Identifying functional regions in genomes takes scientists beyond protein-coding regions and into stretches formerly known as genomic deserts.
Name-calling is impolite. The genomic regions between protein-coding genes have been pelted with terms such as 'barren', 'junk' or 'deserts'. This name-calling has reflected a certain level of scientific ignorance, says Chris Ponting, a computational biologist at the University of Oxford who works on genome analysis, including noncoding RNAs. The regions may well just be “barren in terms of anything we might recognize.”

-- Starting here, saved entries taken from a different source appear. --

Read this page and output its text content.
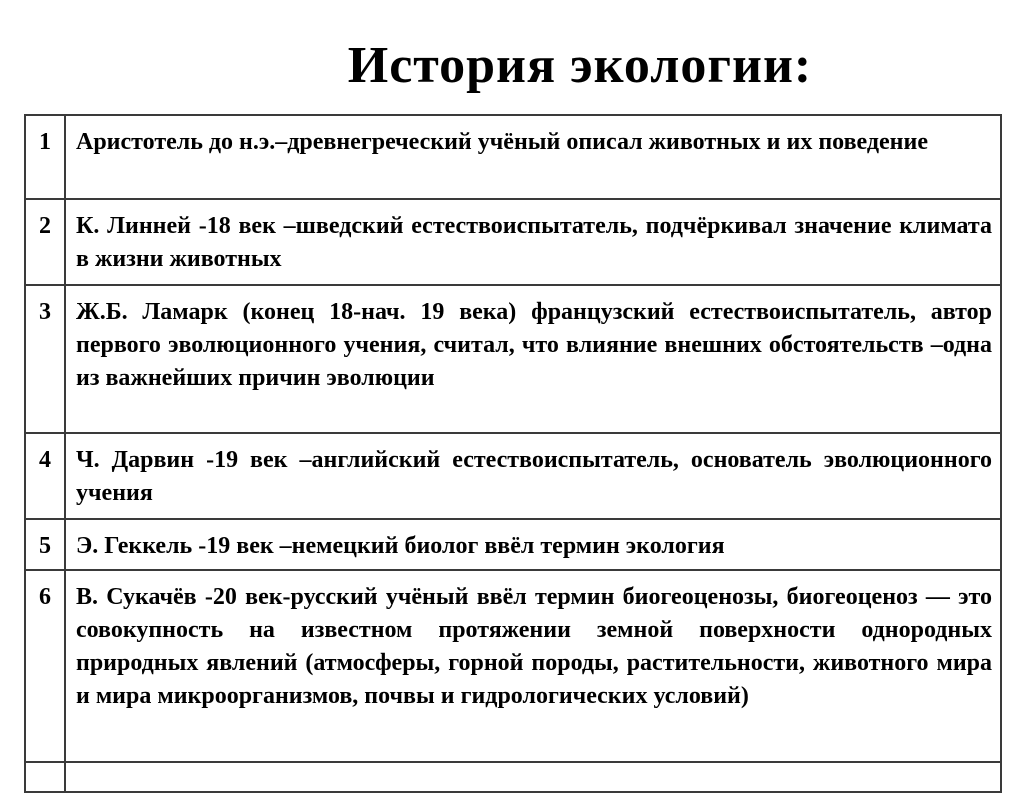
История экологии:
1	Аристотель до н.э.–древнегреческий учёный описал животных и их поведение
2	К. Линней -18 век –шведский естествоиспытатель, подчёркивал значение климата в жизни животных
3	Ж.Б. Ламарк (конец 18-нач. 19 века) французский естествоиспытатель, автор первого эволюционного учения, считал, что влияние внешних обстоятельств –одна из важнейших причин эволюции
4	Ч. Дарвин -19 век –английский естествоиспытатель, основатель эволюционного учения
5	Э. Геккель -19 век –немецкий биолог ввёл термин экология
6	В. Сукачёв -20 век-русский учёный ввёл термин биогеоценозы, биогеоценоз — это совокупность на известном протяжении земной поверхности однородных природных явлений (атмосферы, горной породы, растительности, животного мира и мира микроорганизмов, почвы и гидрологических условий)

According to members of the Encyclopedia of DNA Elements (ENCODE) Project Consortium, around 80% of the human genome is functional.Some call this number an overestimation. To others the figure is a symptom of apophenia, a human tendency to see patterns where there are none1. Scientists see that gene deserts bloom with transcripts. What is less clear is what the blooming means: for example, which areas of the genome have loci for noncoding RNAs that fulfill functional roles in a cell.
Among the many types of discovered RNAs are long noncoding RNAs (lncRNAs), which extend beyond 200 nucleotides. And within this group are intergenic lncRNAs, which grab attention because their function is more likely to be independent of known protein-coding genes. But opinions differ as to which lncRNAs—or subsets of them—are functional.
To date, around 8,000 intergenic lncRNA loci have been found in the human genome2. As the evidence emerges and methods evolve, scientists see different ways forward in this field.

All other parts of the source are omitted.